Sempervivum arachnoideum, otherwise known as Cobweb Houseleek, is a small succulent that is local to the Alps, Apennines and Carpathians. It is a low-growing, evergreen, perennial succulent that develop in exceptionally tight rosette framing mats up to 30cm (or more) in measurement. Every rosette is small. Some of the rosettes are crested while generally they are ball formed and may have up to 50-60 leaves. The tips of the leaves are associated together by fine webbing that looks simply like webs meager, yet there are various clones. Leaves are green or rosy, with cobwebby white hairs at the tips. Some are exceptionally textured other somewhat fuzzy, there are likewise types that are red, some maroon, others green. The blossoms are star-shaped and pink in shading. Flowers are raised on thick 20 cm tall stems and hermaphroditical (having both male and female regenerative organs).

Scientific Name:

Sempervivum arachnoideum ‘Emily Cobweb Houseleek’

Scientific Classification

Family: Crassulaceae

Subfamily: Sedoideae

Clan: Sedeae

Class: Sempervivum

Sempervivum arachnoideum

How to Grow Sempervivum arachnoideum “Emily Cobweb Houseleek”

Cultivation: Cobweb Houseleek is simple to grow in containers and frequently cultivated in rocky gardens. Like Job’s Beard (Sempervivum heufelli), it can be grown from pups that came from the parent plant. Simply detached the pups and repot it. Plant it in a well-draining soil blend. Water it routinely during the growing season and let soil to dry out before watering once more. They require almost no water in the winter months

Soil: Similarly with most succulents, Cobweb Houseleek needs astounding drainage. It would suit into poor, sandy soil.

Exposition: It needs full sun to light shade and endures shade; however a sunny spot is most pleasant. In hotter atmospheres, the succulent must be secured from excessive heat as this plant cannot tolerate too much heat.
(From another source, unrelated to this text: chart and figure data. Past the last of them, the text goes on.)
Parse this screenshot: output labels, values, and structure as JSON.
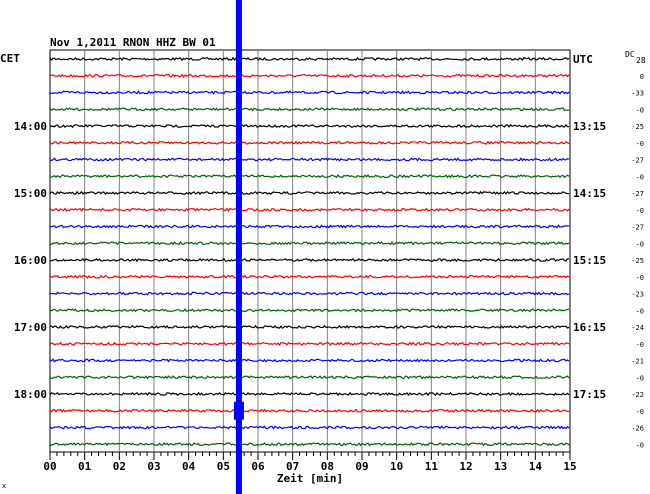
{
  "chart_data": {
    "type": "line",
    "title": "Nov 1,2011   RNON HHZ BW 01",
    "xlabel": "Zeit [min]",
    "left_axis_label": "CET",
    "right_axis_label": "UTC",
    "dc_header": "DC",
    "dc_header_value": "28",
    "x_range": [
      0,
      15
    ],
    "x_ticks": [
      "00",
      "01",
      "02",
      "03",
      "04",
      "05",
      "06",
      "07",
      "08",
      "09",
      "10",
      "11",
      "12",
      "13",
      "14",
      "15"
    ],
    "trace_count": 24,
    "trace_colors": [
      "#000000",
      "#ff0000",
      "#0000ff",
      "#006400"
    ],
    "cet_hour_labels": [
      {
        "trace": 4,
        "label": "14:00"
      },
      {
        "trace": 8,
        "label": "15:00"
      },
      {
        "trace": 12,
        "label": "16:00"
      },
      {
        "trace": 16,
        "label": "17:00"
      },
      {
        "trace": 20,
        "label": "18:00"
      }
    ],
    "utc_hour_labels": [
      {
        "trace": 0,
        "label": "UTC"
      },
      {
        "trace": 4,
        "label": "13:15"
      },
      {
        "trace": 8,
        "label": "14:15"
      },
      {
        "trace": 12,
        "label": "15:15"
      },
      {
        "trace": 16,
        "label": "16:15"
      },
      {
        "trace": 20,
        "label": "17:15"
      }
    ],
    "dc_offsets": [
      "0",
      "-33",
      "-0",
      "-25",
      "-0",
      "-27",
      "-0",
      "-27",
      "-0",
      "-27",
      "-0",
      "-25",
      "-0",
      "-23",
      "-0",
      "-24",
      "-0",
      "-21",
      "-0",
      "-22",
      "-0",
      "-26",
      "-0"
    ],
    "event_marker": {
      "minute": 5.45,
      "color": "#0000ff"
    },
    "corner_mark": "x"
  },
  "colors": {
    "axes": "#000000",
    "grid": "#7f7f7f",
    "background": "#ffffff"
  }
}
Propagation: It can be proliferated by seed sown or pups from the parent plant. Once the rosette bloomed and dies back, pulled out the dead rosettes to expel the rosette. It can be left to form clumping mat. Another way is to detached the pups from the parent plant and repot it to propagate. Ensure the soil is dry before repotting. Transfer the plant in its new pot and inlay with fertilized soil, spreading the roots out as you repot. Leave the plant dry for a week or so; then start to water gently to diminish the danger of root decay.

Sempervivum arachnoideum

How to Care For Sempervivum arachnoideum “Emily Cobweb Houseleek”
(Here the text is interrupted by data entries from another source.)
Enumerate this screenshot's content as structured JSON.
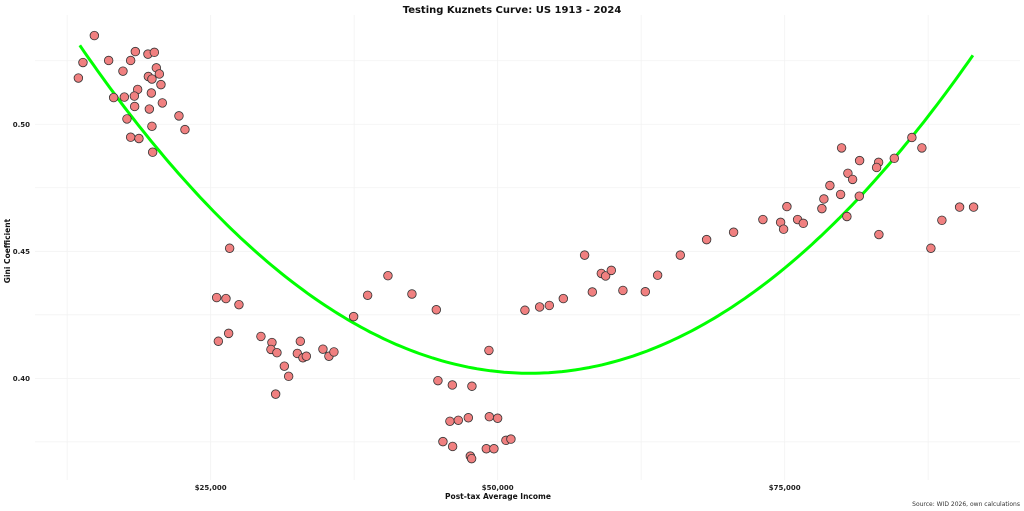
{
  "chart_data": {
    "type": "scatter",
    "title": "Testing Kuznets Curve: US 1913 - 2024",
    "xlabel": "Post-tax Average Income",
    "ylabel": "Gini Coefficient",
    "caption": "Source: WID 2026, own calculations",
    "xlim": [
      9700,
      95500
    ],
    "ylim": [
      0.36,
      0.543
    ],
    "x_ticks": [
      25000,
      50000,
      75000
    ],
    "x_tick_labels": [
      "$25,000",
      "$50,000",
      "$75,000"
    ],
    "y_ticks": [
      0.4,
      0.45,
      0.5
    ],
    "y_tick_labels": [
      "0.40",
      "0.45",
      "0.50"
    ],
    "grid": true,
    "legend": "none",
    "colors": {
      "points": "#f08080",
      "point_edge": "#333333",
      "fit": "#00ff00"
    },
    "fit": {
      "type": "quadratic",
      "vertex_x": 52800,
      "vertex_y": 0.402,
      "a": 8.4e-11,
      "x_range": [
        13600,
        91400
      ]
    },
    "points": [
      [
        14870,
        0.5349
      ],
      [
        13877,
        0.5243
      ],
      [
        13477,
        0.5182
      ],
      [
        16116,
        0.5251
      ],
      [
        18441,
        0.5286
      ],
      [
        18032,
        0.5251
      ],
      [
        19539,
        0.5276
      ],
      [
        20096,
        0.5283
      ],
      [
        17361,
        0.5209
      ],
      [
        20270,
        0.5222
      ],
      [
        20532,
        0.5198
      ],
      [
        19574,
        0.5188
      ],
      [
        19887,
        0.5178
      ],
      [
        20671,
        0.5156
      ],
      [
        18642,
        0.5137
      ],
      [
        16551,
        0.5105
      ],
      [
        17483,
        0.5107
      ],
      [
        18354,
        0.5111
      ],
      [
        19835,
        0.5123
      ],
      [
        20793,
        0.5084
      ],
      [
        18380,
        0.507
      ],
      [
        19661,
        0.506
      ],
      [
        17710,
        0.5021
      ],
      [
        22239,
        0.5033
      ],
      [
        19887,
        0.4992
      ],
      [
        22762,
        0.4979
      ],
      [
        18032,
        0.4949
      ],
      [
        18755,
        0.4944
      ],
      [
        19948,
        0.489
      ],
      [
        26655,
        0.4512
      ],
      [
        25523,
        0.4318
      ],
      [
        26333,
        0.4314
      ],
      [
        27465,
        0.429
      ],
      [
        25671,
        0.4146
      ],
      [
        26568,
        0.4177
      ],
      [
        29381,
        0.4165
      ],
      [
        30339,
        0.4141
      ],
      [
        30252,
        0.4114
      ],
      [
        30775,
        0.4101
      ],
      [
        32813,
        0.4146
      ],
      [
        32552,
        0.4098
      ],
      [
        33039,
        0.4081
      ],
      [
        33335,
        0.4087
      ],
      [
        31419,
        0.4048
      ],
      [
        31794,
        0.4008
      ],
      [
        30662,
        0.3938
      ],
      [
        34781,
        0.4115
      ],
      [
        35304,
        0.4087
      ],
      [
        35739,
        0.4104
      ],
      [
        37455,
        0.4243
      ],
      [
        38675,
        0.4327
      ],
      [
        40443,
        0.4404
      ],
      [
        42533,
        0.4332
      ],
      [
        44658,
        0.427
      ],
      [
        52376,
        0.4268
      ],
      [
        49240,
        0.411
      ],
      [
        44798,
        0.3991
      ],
      [
        46052,
        0.3974
      ],
      [
        47759,
        0.3969
      ],
      [
        45843,
        0.3831
      ],
      [
        46575,
        0.3835
      ],
      [
        47446,
        0.3845
      ],
      [
        49275,
        0.3849
      ],
      [
        49998,
        0.3843
      ],
      [
        45233,
        0.3751
      ],
      [
        46078,
        0.3732
      ],
      [
        47620,
        0.3694
      ],
      [
        47733,
        0.3684
      ],
      [
        49013,
        0.3723
      ],
      [
        49675,
        0.3723
      ],
      [
        50721,
        0.3756
      ],
      [
        51156,
        0.3761
      ],
      [
        53656,
        0.4281
      ],
      [
        54501,
        0.4287
      ],
      [
        55720,
        0.4314
      ],
      [
        57575,
        0.4485
      ],
      [
        58246,
        0.434
      ],
      [
        59030,
        0.4413
      ],
      [
        59405,
        0.4403
      ],
      [
        59901,
        0.4425
      ],
      [
        60911,
        0.4346
      ],
      [
        62862,
        0.4341
      ],
      [
        63934,
        0.4406
      ],
      [
        65911,
        0.4485
      ],
      [
        68202,
        0.4546
      ],
      [
        70553,
        0.4575
      ],
      [
        73105,
        0.4625
      ],
      [
        75196,
        0.4676
      ],
      [
        74647,
        0.4614
      ],
      [
        74908,
        0.4587
      ],
      [
        76128,
        0.4625
      ],
      [
        76624,
        0.461
      ],
      [
        78244,
        0.4668
      ],
      [
        78418,
        0.4706
      ],
      [
        78941,
        0.4759
      ],
      [
        79873,
        0.4724
      ],
      [
        80422,
        0.4637
      ],
      [
        79960,
        0.4907
      ],
      [
        80509,
        0.4807
      ],
      [
        80918,
        0.4783
      ],
      [
        81528,
        0.4857
      ],
      [
        81502,
        0.4717
      ],
      [
        83183,
        0.485
      ],
      [
        83009,
        0.483
      ],
      [
        84550,
        0.4866
      ],
      [
        83209,
        0.4566
      ],
      [
        86083,
        0.4948
      ],
      [
        86954,
        0.4907
      ],
      [
        88696,
        0.4622
      ],
      [
        87738,
        0.4512
      ],
      [
        90238,
        0.4674
      ],
      [
        91457,
        0.4674
      ]
    ]
  }
}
Frost hardy: This succulent is frost tolerant. They are hardy at any rate to – 12°C (or less).

Light: They require full sun to light shade.

Soil: They require a very much depleted succulent soil blend.

Fertilization: Generally, there is no need for fertilizer application. They require insignificant consideration and they really flourish with nil attention.

Pests and Diseases: Cobweb Houseleek can get vine weevil and might be susceptible to rust.Remarks:Sempervivum arachnoideum, otherwise known as Cobweb Houseleek, are easy to grow and can effectively adjust to the warmth and conditions.  They can be effectively grown outdoors and indoors. Like other succulents, good drainage and protection from drying winds are the two requirements of this plant. It blossoms in July, with pink blooms that are raised on stems and are bisexual (having both male and female organs).